Most telling of all was the answer to this question: "If you moved to Canada would you expect to have a better quality of life?" Yes, said 71 per cent of Italians, 82 per cent of the British, 85 per cent of Chinese, 87 per cent of Turks, 93 per cent of Israelis, 94 per cent of Indians and Russians. Yes, life in Canada would be better, said 91 per cent of Americans, living in the wealthiest, most powerful nation on earth.
The world sees something good here, if only the prospect of better things. Doran, the American academic, kept returning to the power of that response, and all the hope and goodwill it contains. "Nobody," he says, "could disagree with an image like that."

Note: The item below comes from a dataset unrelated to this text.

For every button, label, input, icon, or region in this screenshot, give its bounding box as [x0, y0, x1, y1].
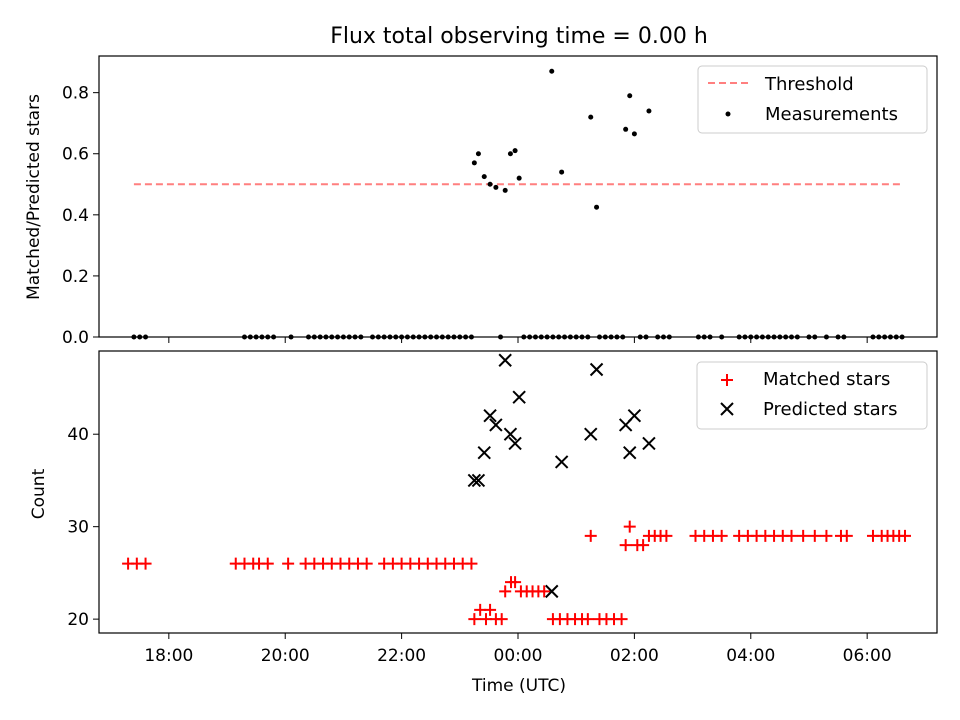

This reporter arrived back at his Vancouver office after the citizenship ceremony to find his message light blinking. It was a call from Rubi Borja Albarran, the young mother and new citizen. Although she did not know of the poll results, there was something she knew instinctively about her fellow Canadians; something that troubled her. "Canadians, they take for granted what we have here, what a lot of other countries don't offer, like freedom and a great way of living," she said in her message. "Just let your readers know that the one [bad] thing you can do to your country is to take for granted what you have here. Thank you, and have a great day."
The reporter thought back to what Judge Purewal had said to Rubi and the others not two hours before: "What makes this country great is your presence." He reached across a desktop full of charts and graphs measuring the mood and worth of a country. He pressed a button to save her message.